I will be looking at the postmodernist novel

Lost in the Funhouse by John Barth

Tuesday, 24 January 2012

John Barth

John Barth is an American novelist who specialised in postmodernism and metafiction.  Barth claimed that the conventional styles of literary representation had been ‘used up’.  The literary conventions of the 1960’s had been over used and there was nothing original about a novel.  John Barth wrote a manifesto called The Literature of exhaustion in which he claimed metafiction is the answer to the ‘used upness’ of the novel.  Barth claims that experimental techniques in literature by writers like Borges and Beckett had revitalised the novel as an art form. These writers were interested in the ‘representation of representation’ (Currie 1995) of the novel and believed that this was mimetic but was done with ‘ironic intent’ to create ‘new human work’ (Currie 1995)  Mimetic not only in the artificiality of the art itself but also in life.

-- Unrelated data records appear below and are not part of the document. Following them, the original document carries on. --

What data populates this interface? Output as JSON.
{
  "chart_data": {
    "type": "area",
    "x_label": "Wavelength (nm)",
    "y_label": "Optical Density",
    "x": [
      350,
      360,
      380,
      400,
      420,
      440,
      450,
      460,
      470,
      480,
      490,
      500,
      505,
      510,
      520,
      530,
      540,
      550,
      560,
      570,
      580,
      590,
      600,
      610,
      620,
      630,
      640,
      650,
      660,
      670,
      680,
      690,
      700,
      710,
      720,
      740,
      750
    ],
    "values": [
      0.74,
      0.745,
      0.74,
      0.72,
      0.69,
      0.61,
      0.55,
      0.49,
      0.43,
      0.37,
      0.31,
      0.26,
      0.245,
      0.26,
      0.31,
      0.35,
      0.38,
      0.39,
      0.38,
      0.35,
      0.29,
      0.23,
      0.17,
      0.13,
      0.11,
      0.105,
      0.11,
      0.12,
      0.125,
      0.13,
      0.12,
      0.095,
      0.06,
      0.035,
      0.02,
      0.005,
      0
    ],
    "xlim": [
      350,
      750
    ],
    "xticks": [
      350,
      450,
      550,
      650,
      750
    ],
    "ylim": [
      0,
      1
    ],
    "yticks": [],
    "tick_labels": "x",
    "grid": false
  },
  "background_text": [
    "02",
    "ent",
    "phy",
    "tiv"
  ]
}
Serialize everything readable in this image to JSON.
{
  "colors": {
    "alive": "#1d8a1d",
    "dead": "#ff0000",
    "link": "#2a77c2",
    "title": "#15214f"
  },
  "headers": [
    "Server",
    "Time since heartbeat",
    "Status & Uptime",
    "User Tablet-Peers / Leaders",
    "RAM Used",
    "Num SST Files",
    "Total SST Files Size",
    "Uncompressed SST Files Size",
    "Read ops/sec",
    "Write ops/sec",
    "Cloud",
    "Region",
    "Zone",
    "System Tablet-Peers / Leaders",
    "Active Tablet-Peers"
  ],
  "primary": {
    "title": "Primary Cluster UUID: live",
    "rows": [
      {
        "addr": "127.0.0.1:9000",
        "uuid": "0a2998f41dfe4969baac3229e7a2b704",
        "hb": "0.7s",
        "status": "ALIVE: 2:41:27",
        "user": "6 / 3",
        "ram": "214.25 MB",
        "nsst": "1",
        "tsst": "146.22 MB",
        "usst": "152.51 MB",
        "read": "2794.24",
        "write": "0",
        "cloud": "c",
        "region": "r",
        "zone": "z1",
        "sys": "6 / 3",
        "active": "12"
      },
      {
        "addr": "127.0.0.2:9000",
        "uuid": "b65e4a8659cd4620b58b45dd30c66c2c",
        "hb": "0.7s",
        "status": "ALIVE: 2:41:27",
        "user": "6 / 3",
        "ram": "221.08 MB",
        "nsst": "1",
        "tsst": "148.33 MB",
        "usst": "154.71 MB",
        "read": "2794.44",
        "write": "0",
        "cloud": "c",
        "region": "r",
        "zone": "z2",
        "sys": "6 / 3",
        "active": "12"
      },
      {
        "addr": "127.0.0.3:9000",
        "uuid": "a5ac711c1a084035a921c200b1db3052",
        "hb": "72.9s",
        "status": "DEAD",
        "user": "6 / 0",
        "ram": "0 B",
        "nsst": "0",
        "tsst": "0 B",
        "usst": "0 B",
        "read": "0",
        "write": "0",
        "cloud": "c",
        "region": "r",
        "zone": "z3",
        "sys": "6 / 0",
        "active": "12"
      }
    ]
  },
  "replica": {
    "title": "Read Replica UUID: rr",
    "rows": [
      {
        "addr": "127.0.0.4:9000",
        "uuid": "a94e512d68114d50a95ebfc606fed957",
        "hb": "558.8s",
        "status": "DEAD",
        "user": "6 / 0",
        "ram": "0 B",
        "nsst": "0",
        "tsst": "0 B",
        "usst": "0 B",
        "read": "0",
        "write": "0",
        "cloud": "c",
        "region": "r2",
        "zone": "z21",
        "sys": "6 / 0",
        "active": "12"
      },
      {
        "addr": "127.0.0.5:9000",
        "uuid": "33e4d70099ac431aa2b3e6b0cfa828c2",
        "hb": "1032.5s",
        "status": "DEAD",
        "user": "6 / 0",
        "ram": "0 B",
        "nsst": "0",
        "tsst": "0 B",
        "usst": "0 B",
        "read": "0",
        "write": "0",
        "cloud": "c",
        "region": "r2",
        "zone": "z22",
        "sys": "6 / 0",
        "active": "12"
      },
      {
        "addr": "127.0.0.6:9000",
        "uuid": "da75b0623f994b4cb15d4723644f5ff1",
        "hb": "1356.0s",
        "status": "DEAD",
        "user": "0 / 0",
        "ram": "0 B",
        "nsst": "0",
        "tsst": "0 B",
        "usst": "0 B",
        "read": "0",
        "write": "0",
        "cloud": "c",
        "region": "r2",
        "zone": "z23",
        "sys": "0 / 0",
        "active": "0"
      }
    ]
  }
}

Secondly, that the ‘contamination of reality by dreams’ (Currie 1995) is a reality that begins to impose itself to our existence and will eventually destroy our previous reality.  The story appears to have an alternate reality to our own. Borges claims that this is a way of showing that the ‘medium is the message’.

Finally, the writers idea of ‘the metaphysically disturbing effect of the regressus in infinitum  roduced by the story within the story and the process whereby the characters in a novel become authors or readers within the fictitious aspect of our existence’ (Currie 1995).  These metafictional devices are seen in postmodern fiction as they cause chaos in their understanding.  The regressus in infinitum is ‘the process of going back endlessly: tracing each happening to a preceding step (mises.org). This happens when the story would not have a linear telling, we would have analepsis and prolepsis throughout the telling of a story.  The novel would than confuse the reader into who was doing the telling, the author or the characters or both.  To further confuse matters, the novel would refer to itself in the novel.  All these metafictional devices are attempting to confuse your idea of reality, to make you question yourself as to what is the real reality? In your world and in the novel?

In conclusion, Literature of Exhaustion is about how every story that is ever told, has already been told.  There are no stories to write because all the stories have been written.  The only way to make any impact on the novel is to metafictionalise it, to make your mark on the story.